MONSTROS HUMANOS
Revisto hoje, filme levanta de forma involuntária a questão de que não estariam hoje os próprios judeus de Israel cometendo as mesmas atrocidades dos nazistas contra os palestinos?
- por André Lux, crítico-spam
Que motivos levaram uma nação que foi berço de alguns dos maiores artistas e pensadores da história a se render a uma ideologia que pregava o ódio e a intolerância? Como podem as diferenças entre seres humanos tornarem-se desculpas para que atos bárbaros sejam cometidos? O que leva uma pessoa aparentemente normal a matar a sangue-frio um semelhante seu como se fosse um inseto?
Não era o objetivo do diretor Steven Spielberg responder a essas perguntas, mas é impossível não formula-las ao final de “A Lista de Schindler”, filme que finalmente deu ao cineasta por trás de “Tubarão” e da série “Indiana Jones” o status de diretor sério que ele tanto queria.

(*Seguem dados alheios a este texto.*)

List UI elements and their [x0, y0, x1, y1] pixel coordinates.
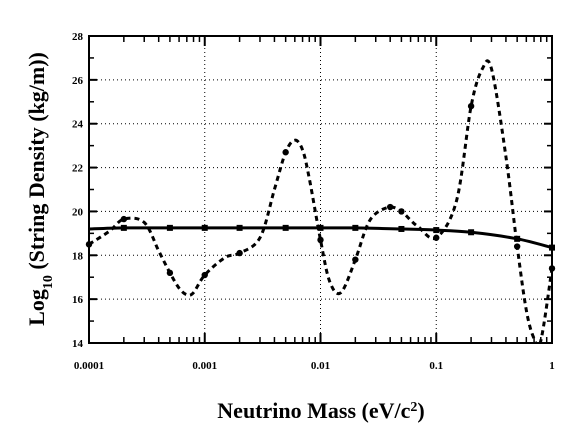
series-2-marker — [513, 243, 521, 250]
x-tick-label: 0.01 — [311, 360, 330, 372]
y-axis-label: Log10 (String Density (kg/m)) — [24, 52, 56, 326]
x-tick-label: 0.001 — [192, 360, 217, 372]
series-2-marker — [166, 269, 174, 277]
series-2-marker — [467, 102, 475, 110]
tick-layer: 14 16 18 20 22 24 26 28 0.0001 0.001 0.01 0.1 1 — [72, 31, 555, 372]
series-2-marker — [352, 256, 359, 263]
series-layer — [85, 59, 556, 343]
series-1-marker — [282, 224, 289, 231]
series-2-marker — [317, 236, 324, 244]
grid — [89, 36, 552, 343]
x-tick-label: 0.0001 — [74, 360, 104, 372]
series-1-marker — [468, 229, 475, 236]
series-1-marker — [352, 224, 359, 231]
y-tick-label: 16 — [72, 294, 84, 306]
y-tick-label: 18 — [72, 250, 84, 262]
x-tick-label: 0.1 — [429, 360, 443, 372]
series-2-marker — [282, 149, 289, 156]
x-axis-label: Neutrino Mass (eV/c2) — [217, 398, 424, 423]
series-1-marker — [236, 224, 243, 231]
y-tick-label: 22 — [72, 163, 84, 175]
series-2-marker — [386, 203, 394, 211]
series-2-marker — [398, 208, 405, 215]
series-2-line — [89, 59, 552, 343]
y-tick-label: 20 — [72, 206, 84, 218]
series-1-marker — [433, 227, 440, 234]
y-tick-label: 28 — [72, 31, 84, 43]
series-2-marker — [120, 215, 128, 223]
y-tick-label: 24 — [72, 119, 84, 131]
series-2-marker — [433, 234, 440, 241]
series-2-marker — [236, 249, 243, 257]
series-1-marker — [398, 225, 405, 232]
y-tick-label: 14 — [72, 338, 84, 350]
series-2-marker — [201, 271, 208, 279]
series-1-marker — [120, 224, 127, 231]
series-1-marker — [201, 224, 208, 231]
series-1-marker — [166, 224, 173, 231]
series-1-marker — [317, 224, 324, 231]
x-tick-label: 1 — [549, 360, 555, 372]
y-tick-label: 26 — [72, 75, 84, 87]
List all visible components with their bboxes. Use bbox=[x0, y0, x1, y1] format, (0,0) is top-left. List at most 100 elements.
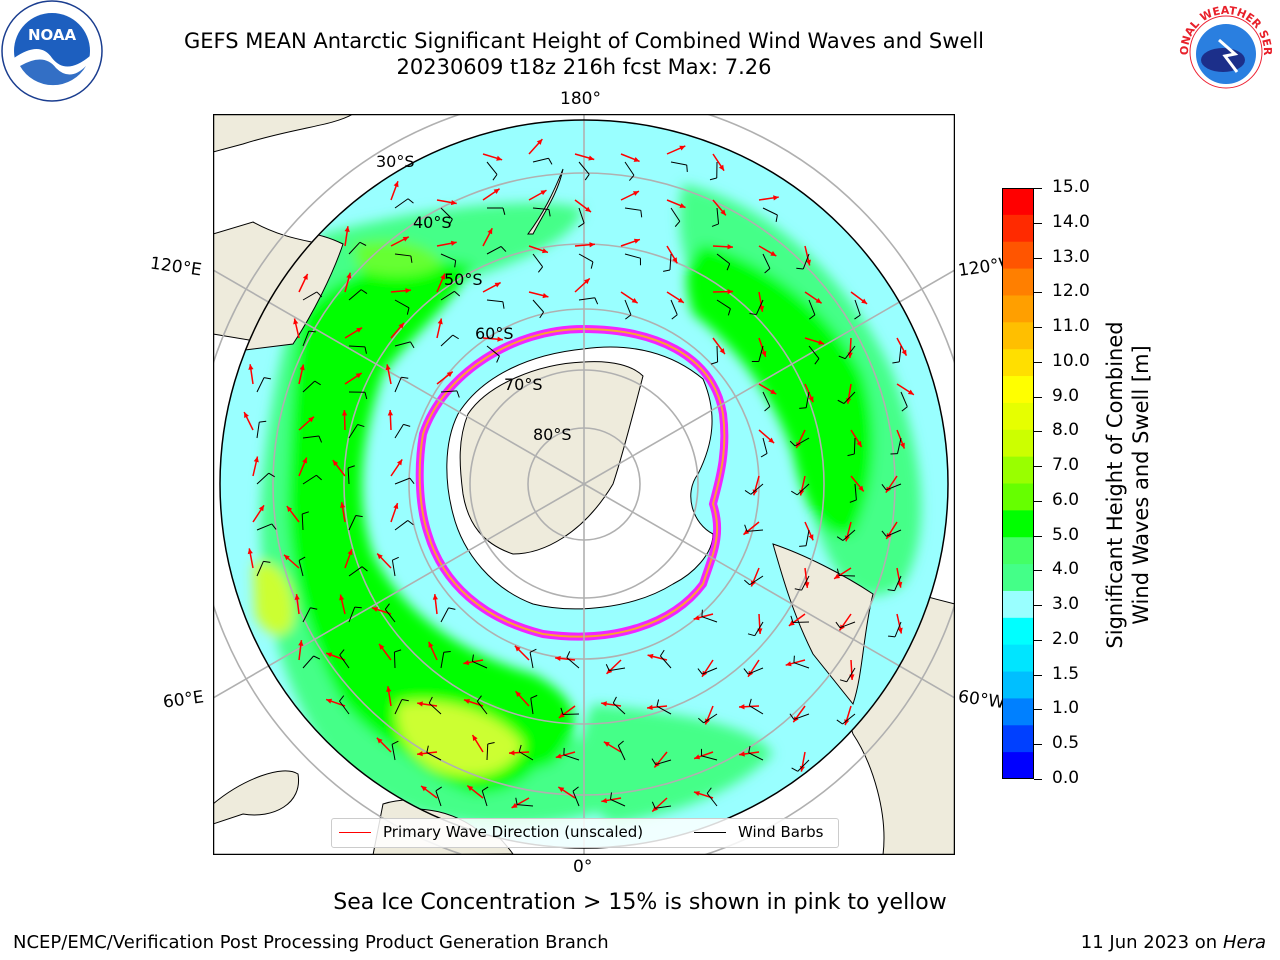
wind-barb bbox=[348, 424, 365, 439]
map-svg bbox=[193, 93, 975, 875]
wind-barb bbox=[532, 207, 551, 217]
wind-barb bbox=[440, 651, 451, 669]
wave-direction-arrow bbox=[574, 242, 595, 248]
wave-direction-arrow bbox=[339, 594, 346, 615]
wave-direction-arrow bbox=[436, 371, 454, 385]
wind-barb bbox=[256, 472, 275, 485]
wave-direction-arrow bbox=[896, 567, 903, 588]
vector-overlay bbox=[243, 138, 915, 813]
wave-direction-arrow bbox=[528, 245, 549, 254]
wave-direction-arrow bbox=[620, 291, 639, 304]
wind-barb bbox=[339, 695, 350, 715]
lon-label-120e: 120°E bbox=[148, 253, 203, 281]
wave-direction-arrow bbox=[788, 613, 806, 627]
colorbar-tick-label: 0.0 bbox=[1052, 768, 1080, 788]
chart-title: GEFS MEAN Antarctic Significant Height o… bbox=[183, 29, 985, 53]
wave-direction-arrow bbox=[344, 548, 353, 569]
wind-barb bbox=[887, 575, 902, 592]
wind-barb bbox=[348, 566, 368, 577]
wind-barb bbox=[698, 713, 718, 724]
wind-barb bbox=[881, 529, 902, 537]
wind-barb bbox=[670, 207, 681, 227]
wind-barb bbox=[348, 606, 362, 623]
colorbar-tick-mark bbox=[1034, 257, 1042, 259]
colorbar-tick-label: 5.0 bbox=[1052, 524, 1080, 545]
wave-direction-arrow bbox=[286, 505, 300, 523]
colorbar-tick-mark bbox=[1034, 535, 1042, 537]
wave-direction-arrow bbox=[666, 145, 686, 155]
wind-barb bbox=[560, 707, 580, 716]
wave-direction-arrow bbox=[252, 456, 259, 477]
wind-barb bbox=[748, 698, 764, 715]
wind-barb bbox=[394, 520, 414, 531]
colorbar-swatch bbox=[1002, 241, 1034, 270]
wind-barb bbox=[836, 713, 856, 725]
colorbar-tick-mark bbox=[1034, 396, 1042, 398]
wind-barb bbox=[749, 299, 764, 316]
wind-barb bbox=[762, 253, 771, 274]
wind-barb bbox=[393, 649, 402, 669]
wave-direction-arrow bbox=[666, 291, 685, 304]
legend-label-wind-barbs: Wind Barbs bbox=[738, 823, 824, 841]
wind-barb bbox=[839, 667, 856, 683]
wave-direction-arrow bbox=[758, 429, 775, 444]
colorbar-swatch bbox=[1002, 268, 1034, 296]
wind-barb bbox=[747, 621, 764, 637]
colorbar-swatch bbox=[1002, 349, 1034, 377]
colorbar-swatch bbox=[1002, 214, 1034, 243]
wind-barb bbox=[659, 649, 672, 669]
wave-direction-arrow bbox=[758, 383, 777, 395]
wind-barb bbox=[476, 695, 488, 715]
colorbar-tick-label: 0.5 bbox=[1052, 733, 1080, 754]
wave-direction-arrow bbox=[436, 240, 457, 247]
wind-barb bbox=[384, 603, 396, 623]
wave-direction-arrow bbox=[743, 521, 760, 536]
colorbar-swatch bbox=[1002, 564, 1034, 592]
wave-direction-arrow bbox=[651, 797, 668, 813]
wind-barb bbox=[799, 529, 810, 547]
wind-barb bbox=[348, 391, 368, 400]
wind-barb bbox=[256, 523, 277, 531]
wind-barb bbox=[716, 299, 731, 316]
noaa-logo-text: NOAA bbox=[28, 26, 77, 44]
wind-barb bbox=[789, 713, 810, 720]
colorbar-tick-mark bbox=[1034, 605, 1042, 607]
wind-barb bbox=[256, 560, 271, 577]
wave-direction-arrow bbox=[574, 153, 595, 161]
wind-barb bbox=[651, 758, 672, 766]
colorbar-swatch bbox=[1002, 671, 1034, 699]
colorbar-tick-label: 9.0 bbox=[1052, 385, 1080, 406]
wind-barb bbox=[624, 207, 643, 218]
wind-barb bbox=[529, 648, 537, 669]
lon-label-180: 180° bbox=[560, 89, 601, 109]
lat-label-30s: 30°S bbox=[376, 152, 415, 171]
chart-subtitle: 20230609 t18z 216h fcst Max: 7.26 bbox=[396, 55, 772, 79]
wave-direction-arrow bbox=[514, 690, 530, 707]
wind-barb bbox=[440, 207, 453, 226]
wind-barb bbox=[348, 345, 367, 354]
wind-barb bbox=[302, 435, 323, 443]
wind-barb bbox=[298, 556, 306, 577]
wave-direction-arrow bbox=[844, 705, 852, 726]
wind-barb bbox=[791, 483, 810, 496]
wind-barb bbox=[486, 741, 495, 761]
wind-barb bbox=[572, 786, 580, 807]
wave-direction-arrow bbox=[298, 364, 305, 385]
wave-direction-arrow bbox=[785, 659, 806, 667]
legend-item-wind-barbs: Wind Barbs bbox=[694, 823, 823, 841]
wind-barb bbox=[794, 575, 810, 591]
wave-direction-arrow bbox=[332, 459, 346, 477]
colorbar-frame bbox=[1002, 188, 1034, 779]
wave-direction-arrow bbox=[390, 502, 399, 523]
wind-barb bbox=[481, 786, 489, 807]
wind-barb bbox=[486, 207, 506, 215]
wave-direction-arrow bbox=[294, 594, 300, 615]
wind-barb bbox=[624, 299, 632, 320]
wind-barb bbox=[663, 253, 672, 272]
wave-direction-arrow bbox=[620, 190, 640, 201]
colorbar-tick-mark bbox=[1034, 639, 1042, 641]
wind-barb bbox=[808, 299, 816, 320]
wave-direction-arrow bbox=[833, 567, 852, 580]
wind-barb bbox=[900, 391, 908, 412]
wave-direction-arrow bbox=[712, 153, 725, 172]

Filmado em preto e branco para, segundo Spielberg, deixar o filme menos insuportável devido à violência gráfica de algumas cenas, “A Lista de Schindler” é construído sobre um ótimo roteiro de Steven Zaillian que mostra com tintas extremamente realistas a perseguição aos judeus na Polônia e sua recolocação no Gueto de Krakow, em 1941, onde famílias inteiras eram amontoadas em pequenos quartos, até a transferência de todos para o infame campo de concentração comandado pelo sociopata Amon Goëth (um impressionante Ralph Fiennes, em sua estréia no cinema).
É impossível não se emocionar com o poder das imagens dirigidas com surpreendente comedimento por Spielberg e captadas magistralmente pela câmera de Janusz Kaminski. As cenas de mulheres, homens e crianças sendo friamente assassinados com tiros na cabeça são de uma crueza insuportável, mas nunca apelativas ou redundantes. Mas o que difere “A Lista de Schindler” de tantos outros filmes sobre o Holocausto Nazista é o caráter profundamente humano e realista que os realizadores conseguiram imprimir à obra, até mesmo ao retratar o monstruoso líder do campo de concentração, Goëth.
Apesar de ser o “herói” do filme, Oskar Schindler (Lian Neeson) é mostrado como um empresário ganancioso e sem escrúpulos que enriqueceu se aproveitando da guerra e do fato que podia usar judeus em sua fábrica praticamente como mão de obra escrava. A princípio ele mantem-se afastado dos horrores que acontecem à sua volta, mas vai gradativamente sensibilizando-se até o ponto de sentir-se obrigado a agir em favor dos oprimidos.
Para tentar ilustrar o ponto da transformação do protagonista, Spielberg construiu duas seqüências chave usando um recurso até certo ponto simples, porém extremamente eficaz: a menina do vestido vermelho que ganha cores por meio de trucagem na pós-produção, vista correndo perdida no meio dos nazistas e, depois, já morta sendo levada para a pilha de cadáveres queimando. É nesta cena que “A Lista de Schindler” atinge seu ápice como obra cinematográfica, numa perfeita fusão de som, imagem, música (uma das obras-primas de John Williams) e interpretação do elenco capaz de arrepiar até o último fio de cabelo do corpo.
A partir daí o filme vira uma corrida contra o tempo, na qual Schindler tenta salvar o máximo de seus empregados que pode, usando para isso toda a sua fortuna. Alguns dos cacoetes do diretor relativos ao uso de crianças como fonte de humor e um certo didatismo desnecessário podem ser encontrados em certos pontos do filme, mas nada que chegue a comprometer o resultado final.
Spielberg só escorrega mesmo quando coloca Schindler tendo um acesso de dor na consciência durante o qual cai de joelhos aos prantos questionando se não poderia ter salvado ainda mais vidas. Justamente por ser redundante e apelativa, esta sequência acaba tornando-se a menos plausível do filme todo.
É impressionante o poder que o filme tem sobre quem o assiste, mesmo numa revisão. O impacto do registro quase documental daquela monstruosidade praticada em nome de uma suposta “raça superior” e de uma ideologia grotesca (que lamentavelmente ainda encontra seguidores até hoje) vai continuar chocando sempre, independente de credo religioso ou ideologia política.
Por tudo isso, “A Lista de Schindler” será sempre um alerta poderoso que, embora não consiga responder às questões levantadas no início deste texto, mostra com riqueza de detalhes as consequências terríveis geradas pelo ódio, pela intolerância e pelo preconceito. Além de involuntariamente levantar a questão de que não estariam hoje os próprios judeus de Israel cometendo as mesmas atrocidades dos nazistas contra os palestinos?